If they’re swimming in the AI cash and the consumer GPU segment isn’t that important (https://www.visualcapitalist.com/nvidia-revenue-by-product-l...) then why on earth couldn’t they do less price gouging?

It feels a bit like the Intel Core Ultra desktop CPU launch where the prices were the critical factor that doomed an otherwise pretty okay product. At least Intel's excuse is that they’re closer to going under than before, even if their GPUs were pretty fairly priced anyways.

It’s almost like everyone complains about their prices and the fact that they’re releasing 8 GB cards… and then still go and give them money anyways.

jonas21

> I am waiting for Nvidia's entry to CPU.

Haven't they already started doing this with Grace and GB10?

- https://www.nvidia.com/en-us/data-center/grace-cpu/

- https://nvidianews.nvidia.com/news/nvidia-puts-grace-blackwe...

wtallis

Their Grace datacenter CPU is basically a chip where they put down all the LPDDR5 memory controllers (albeit curiously slow), NVLINK and PCIe IOs they needed around the perimeter, and then filled in the interior with boring off the shelf ARM cores. It's basically an IO and memory expander that happens to run Linux.

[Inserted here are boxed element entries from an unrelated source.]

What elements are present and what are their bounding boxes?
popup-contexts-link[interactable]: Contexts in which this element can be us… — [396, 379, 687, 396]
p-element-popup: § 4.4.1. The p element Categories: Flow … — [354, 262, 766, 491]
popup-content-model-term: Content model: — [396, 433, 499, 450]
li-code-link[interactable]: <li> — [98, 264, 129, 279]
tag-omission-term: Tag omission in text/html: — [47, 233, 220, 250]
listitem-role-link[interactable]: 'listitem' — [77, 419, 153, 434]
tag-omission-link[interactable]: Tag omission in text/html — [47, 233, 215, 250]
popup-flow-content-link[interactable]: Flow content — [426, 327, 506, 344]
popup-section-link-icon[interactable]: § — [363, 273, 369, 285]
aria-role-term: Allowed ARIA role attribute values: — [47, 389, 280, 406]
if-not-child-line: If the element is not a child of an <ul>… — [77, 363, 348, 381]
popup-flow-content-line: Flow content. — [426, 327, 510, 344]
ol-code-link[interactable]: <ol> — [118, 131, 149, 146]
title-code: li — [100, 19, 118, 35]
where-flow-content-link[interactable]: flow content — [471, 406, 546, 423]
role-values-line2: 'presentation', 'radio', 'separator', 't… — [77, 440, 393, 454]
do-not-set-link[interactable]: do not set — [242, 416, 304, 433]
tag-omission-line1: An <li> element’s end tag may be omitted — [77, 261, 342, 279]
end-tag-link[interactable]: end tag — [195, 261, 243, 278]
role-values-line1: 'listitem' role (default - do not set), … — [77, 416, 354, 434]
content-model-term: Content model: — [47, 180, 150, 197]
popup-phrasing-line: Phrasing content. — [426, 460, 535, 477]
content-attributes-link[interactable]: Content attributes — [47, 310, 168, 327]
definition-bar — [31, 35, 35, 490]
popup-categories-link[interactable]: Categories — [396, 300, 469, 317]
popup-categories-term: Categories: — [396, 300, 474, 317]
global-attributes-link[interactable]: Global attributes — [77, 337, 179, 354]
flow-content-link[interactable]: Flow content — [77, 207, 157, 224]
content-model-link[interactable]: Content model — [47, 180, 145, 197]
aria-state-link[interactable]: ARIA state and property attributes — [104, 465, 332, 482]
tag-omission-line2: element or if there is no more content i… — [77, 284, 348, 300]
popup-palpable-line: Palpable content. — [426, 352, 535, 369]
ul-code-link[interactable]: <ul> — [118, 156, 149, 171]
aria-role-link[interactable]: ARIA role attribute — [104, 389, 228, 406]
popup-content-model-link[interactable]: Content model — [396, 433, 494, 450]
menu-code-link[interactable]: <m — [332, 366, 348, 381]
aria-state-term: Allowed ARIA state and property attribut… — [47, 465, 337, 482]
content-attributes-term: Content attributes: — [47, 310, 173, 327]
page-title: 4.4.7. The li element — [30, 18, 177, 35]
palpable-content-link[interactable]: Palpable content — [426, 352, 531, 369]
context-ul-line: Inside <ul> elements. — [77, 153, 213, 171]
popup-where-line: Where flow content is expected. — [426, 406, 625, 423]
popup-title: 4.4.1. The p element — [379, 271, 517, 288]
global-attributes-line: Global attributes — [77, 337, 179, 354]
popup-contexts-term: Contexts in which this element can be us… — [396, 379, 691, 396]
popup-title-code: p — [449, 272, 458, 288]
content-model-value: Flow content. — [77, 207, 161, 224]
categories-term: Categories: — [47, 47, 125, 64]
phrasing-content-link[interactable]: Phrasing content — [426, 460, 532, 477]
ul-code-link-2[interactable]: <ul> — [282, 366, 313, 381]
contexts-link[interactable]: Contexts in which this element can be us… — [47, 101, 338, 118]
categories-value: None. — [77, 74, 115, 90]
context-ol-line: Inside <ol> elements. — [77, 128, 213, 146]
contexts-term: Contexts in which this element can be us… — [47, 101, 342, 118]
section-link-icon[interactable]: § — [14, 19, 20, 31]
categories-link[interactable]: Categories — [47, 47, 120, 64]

GB10 when it ships might be more interesting, since it'll go into systems that need to support use cases other than merely feeding a big GPU ML workloads. But it sounds like the CPU chiplet at least was more or less outsourced to Mediatek.

xl-brain

The micro center in my neighborhood has hundreds of 5090s in stock. I'm not sure its as hard as it used to be.

dist-epoch

Why doesn't NVIDIA also build something like Google TPU, a systolic array processor? Less programmable, but more throughput/power efficiency?

It seems there is a huge market for inference.

AlotOfReading

Nvidia tensor cores are small systolic arrays. They'd have to throw out a lot of their ecosystem investments and backwards compatibility to make effective use of them as the main GPU compute, and there's really no need given how competitive their chips are right now.

aurareturn

  Less programmable, but more throughput/power efficiency?
I also wonder the same. It'd make sense to sell two categories of chips:

Traditional GPUs like Blackwell that can do anything and have backwards compatibility.

Less programmable and more ASIC-like inference chips like Google's TPUs. Inference market is going to be multiple times bigger than training soon.